In Australia, I was beguiled by the eucalyptus-bordered Murray, the arid continent’s only major river, the main stem of one of the world’s 15 longest river systems but with less flow in a year than the Amazon in a day. Dams and other diversions have taken so much water from the river that the flow at its mouth now is little more than a quarter of its predam size, and the river and its surroundings are slowly dying. First, I watched as Don Blackmore, the hugely capable chief executive of the government agency that manages the Murray, negotiated among politicians, farmers and environmentalists to arrive at the culminating achievement of his career—a policy requiring farmers to relinquish some of their water so that the river can survive. The agreement Blackmore secured in October 2003 was unprecedented in providing for the return of farm water to the river, but the small quantity involved will almost certainly not be sufficient to halt the river’s decline.



The agreement solidified Australia’s reputation as the leading water-managing country in the world, but it also suggested the weakness of the field. Blackmore’s maneuvers provided the story line, but the stately river in the continent of extremes was still missing. Thus, on a second trip, I drove from one end of the river to the other, from the sleek, monumental Dartmouth Dam near the basin’s crest to the astonishing, depleted Coorong lagoon at the nearly imploded Murray mouth. Along the way I talked with farmers, fishermen, Aboriginals and environmentalists and saw the river from enough vantage points to realize that more than Blackmore, the Murray was the main character in the tale.



Writing Stories



“Write lyrically” was another of my editor, Elie’s, instructions, more easily commanded than done. Yet for me, the pleasure of writing narrative arises from the way it facilitates a robust voice: Much more than standard journalism, it rewards spontaneity, suppleness, playfulness. A tiny example: Long before I finished the book, I chose the title “Deep Water” in reference to both the depth of mega-dam reservoirs and the trouble that dams cause. Then, as I wrote the book’s last paragraph, I found myself describing a wide, artful circle of stones protruding out of the ebbing Coorong lagoon. It was an ingenious Aboriginal fish trap, abandoned but still intact, which had relied on high tides to bring fish within its perimeter and low tides to trap them behind the stones. The Aboriginals were driven from the Coorong seven decades ago, and the lagoon’s fish population nosedived after European settlers placed barrages, dams and weirs across the upstream river.

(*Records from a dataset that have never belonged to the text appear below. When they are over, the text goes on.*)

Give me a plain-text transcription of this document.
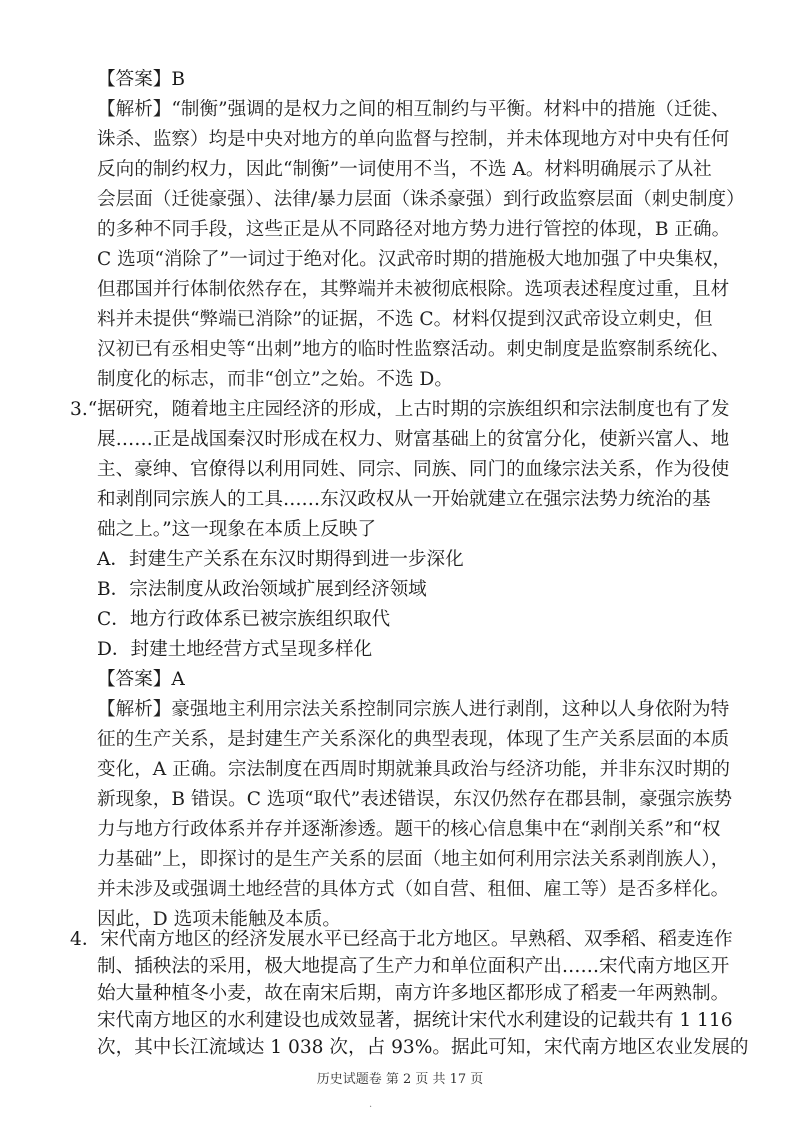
【答案】B
【解析】“制衡”强调的是权力之间的相互制约与平衡。材料中的措施（迁徙、
诛杀、监察）均是中央对地方的单向监督与控制，并未体现地方对中央有任何
反向的制约权力，因此“制衡”一词使用不当，不选 A。材料明确展示了从社
会层面（迁徙豪强）、法律/暴力层面（诛杀豪强）到行政监察层面（刺史制度）
的多种不同手段，这些正是从不同路径对地方势力进行管控的体现，B 正确。
C 选项“消除了”一词过于绝对化。汉武帝时期的措施极大地加强了中央集权，
但郡国并行体制依然存在，其弊端并未被彻底根除。选项表述程度过重，且材
料并未提供“弊端已消除”的证据，不选 C。材料仅提到汉武帝设立刺史，但
汉初已有丞相史等“出刺”地方的临时性监察活动。刺史制度是监察制系统化、
制度化的标志，而非“创立”之始。不选 D。
3.“据研究，随着地主庄园经济的形成，上古时期的宗族组织和宗法制度也有了发
展……正是战国秦汉时形成在权力、财富基础上的贫富分化，使新兴富人、地
主、豪绅、官僚得以利用同姓、同宗、同族、同门的血缘宗法关系，作为役使
和剥削同宗族人的工具……东汉政权从一开始就建立在强宗法势力统治的基
础之上。”这一现象在本质上反映了
A．封建生产关系在东汉时期得到进一步深化
B．宗法制度从政治领域扩展到经济领域
C．地方行政体系已被宗族组织取代
D．封建土地经营方式呈现多样化
【答案】A
【解析】豪强地主利用宗法关系控制同宗族人进行剥削，这种以人身依附为特
征的生产关系，是封建生产关系深化的典型表现，体现了生产关系层面的本质
变化，A 正确。宗法制度在西周时期就兼具政治与经济功能，并非东汉时期的
新现象，B 错误。C 选项“取代”表述错误，东汉仍然存在郡县制，豪强宗族势
力与地方行政体系并存并逐渐渗透。题干的核心信息集中在“剥削关系”和“权
力基础”上，即探讨的是生产关系的层面（地主如何利用宗法关系剥削族人），
并未涉及或强调土地经营的具体方式（如自营、租佃、雇工等）是否多样化。
因此，D 选项未能触及本质。
4．宋代南方地区的经济发展水平已经高于北方地区。早熟稻、双季稻、稻麦连作
制、插秧法的采用，极大地提高了生产力和单位面积产出……宋代南方地区开
始大量种植冬小麦，故在南宋后期，南方许多地区都形成了稻麦一年两熟制。
宋代南方地区的水利建设也成效显著，据统计宋代水利建设的记载共有 1 116
次，其中长江流域达 1 038 次，占 93%。据此可知，宋代南方地区农业发展的
历史试题卷 第 2 页 共 17 页
·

“The Coorong has lost nearly everything,” my last sentence began, “but the trap remains intact, as if awaiting the return of fish, the return of the Murray…”—and what? The sentence’s rhythm demanded a third returning entity. It took a day or two before my Eureka moment arrived: “…the return of deep water.” In reiterating the title, I discovered its most important meaning: rich, nutrient-bearing water, whose dam-induced absence is one of the book’s themes. The imperatives of narrative nonfiction carried me like a current to the book’s last words.



Jacques Leslie’s book on dams, rivers and people, “Deep Water: The Epic Struggle Over Dams, Displaced People, and the Environment,” will be published in September 2005 by Farrar, Straus & Giroux.